Valley of the Gods
Liberen la tierra, la gente indígena y la explotada

País: Polonia
Año: 2019
Dirección: Lech Majewski
Guion: Lech Majewski
Título original: Dolina Bogów
Género: Drama, Fantástico
Productora: Royal Road Entertainment, Angelus Silesius, Domino Film
Fotografía: Lech Majewski, Pawel Tybora
Edición: Eliot Ems, Norbert Rudzik
Música: Jan A.P. Kaczmarek
Reparto: Josh Hartnett, John Malkovich, John Rhys-Davies, Bérénice Marlohe, Keir Dullea, Steven Skyler, Joseph Runningfox, Jaime Ray Newman, Marek Probosz
Duración: 131 minutos
Festival de Sitges: Noves Visions (2020)

País: Polonia
Año: 2019
Dirección: Lech Majewski
Guion: Lech Majewski
Título original: Dolina Bogów
Género: Drama, Fantástico
Productora: Royal Road Entertainment, Angelus Silesius, Domino Film
Fotografía: Lech Majewski, Pawel Tybora
Edición: Eliot Ems, Norbert Rudzik
Música: Jan A.P. Kaczmarek
Reparto: Josh Hartnett, John Malkovich, John Rhys-Davies, Bérénice Marlohe, Keir Dullea, Steven Skyler, Joseph Runningfox, Jaime Ray Newman, Marek Probosz
Duración: 131 minutos
Festival de Sitges: Noves Visions (2020)

Harnett y Malkovich coronan una rareza artística e hiperbólica con mitos Navajo. Una parábola de lo absurdo del capitalismo: su drenaje de naturaleza e indígenas, el hastío del creativo mercantilizado, el amor muerto por rutina y la futilidad del dinero.
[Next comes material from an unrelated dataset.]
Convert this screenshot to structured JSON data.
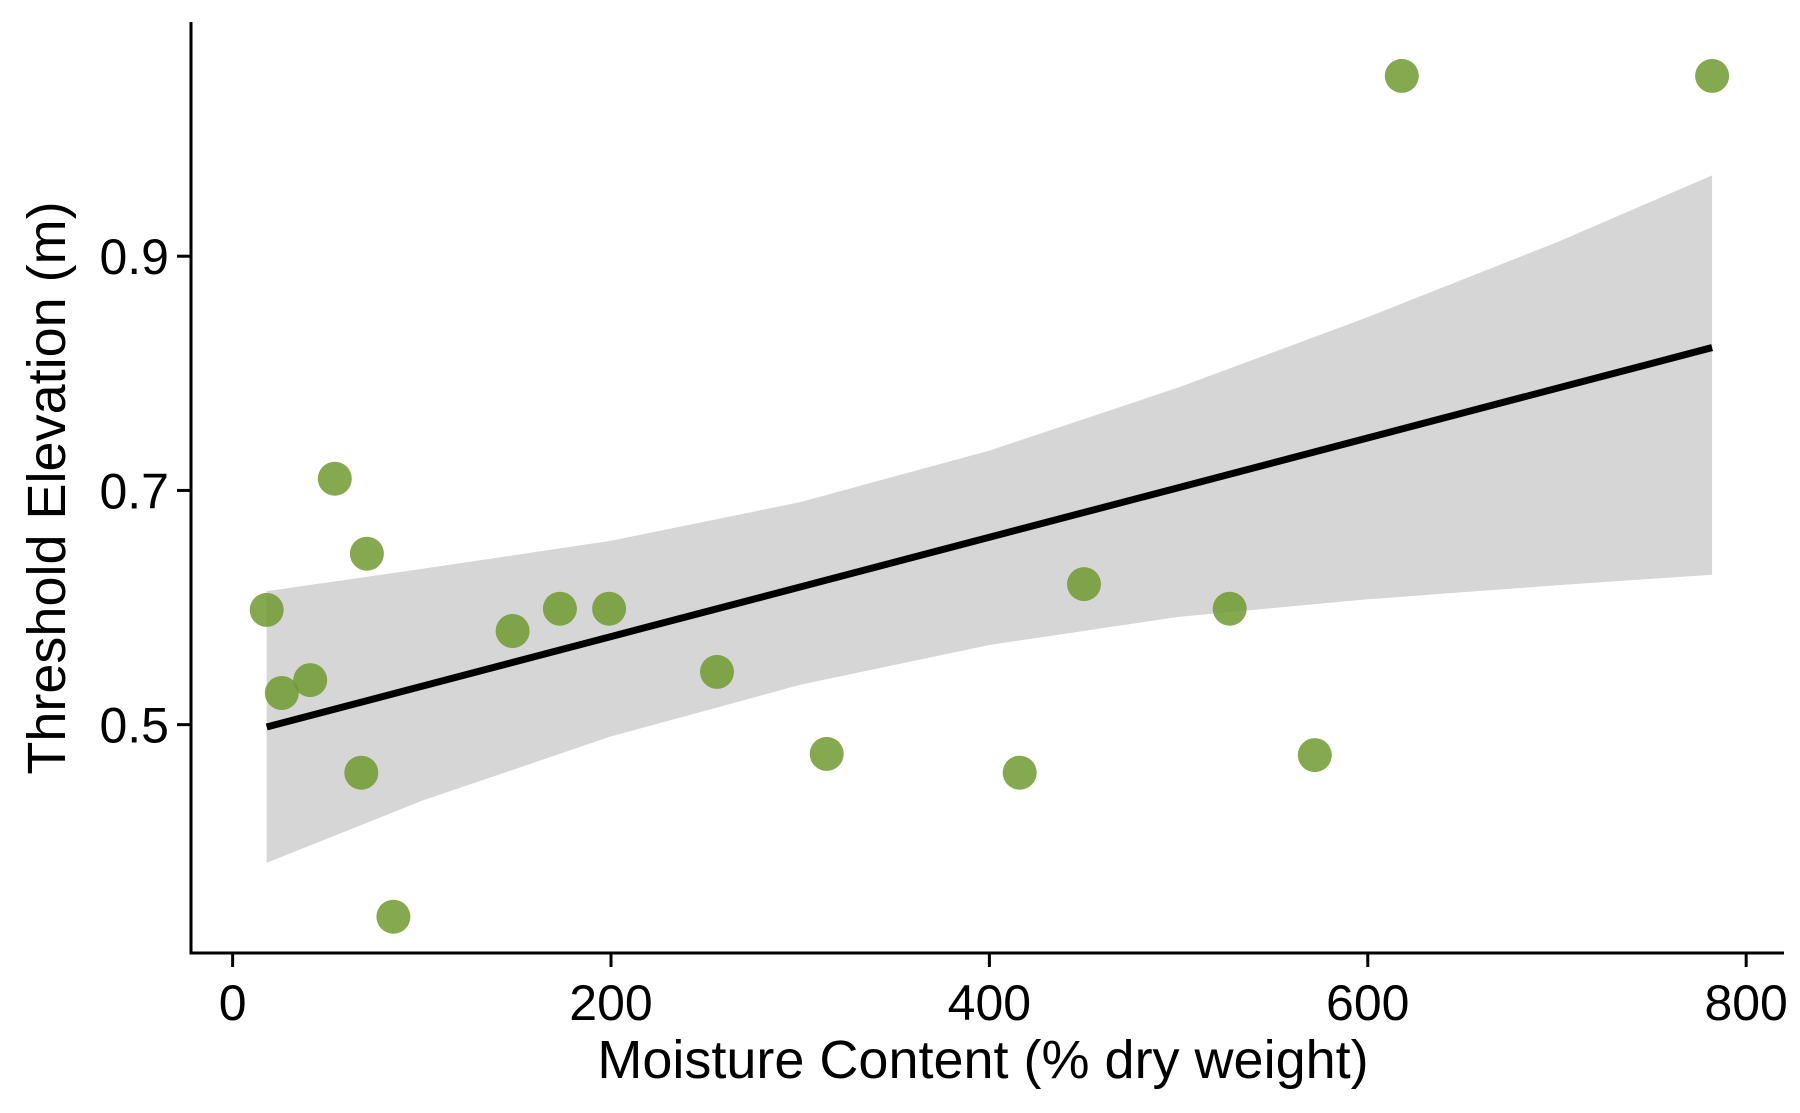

Esta obra choca tanto como embelesa y, sin duda, capta la otra cara del festival de Sitges. Pues el evento más reputado del género cada vez cuenta con más presencia de obras de terror en los que la suspensión de la realidad no siempre es evidente: a veces lo onírico, lo imaginado por los personajes o lo alucinatorio sirve de pase a la cotizada y cuidadísima selección. Pero lo de Valley of the Gods (Lech Majewski, 2020) es cien por cien fantasía pura. No es de extrañar que en su producción se haya visto implicado el artífice de la también seleccionada este año —pero en calidad de competidora oficial— Mosquito State (Filip Jan Rymsza, 2020). Esa atmósfera insólita se ve sostenida, por una parte, en la tradición oral de la mitología Navajo, como vínculo con la reivindicación del cuidado al obrero, al creativo, a las personas y a la Madre Tierra. Y por otro, se apoya en escenas casi de dibujos animados que ilustran la exagerada obscenidad del derroche millonario. Todo ello con las rojizas rocas del desierto norteamericano por testigo y co-protagonista: el valle, en este caso, no es un agente pasivo, sino que, mágicamente, participa también de la acción.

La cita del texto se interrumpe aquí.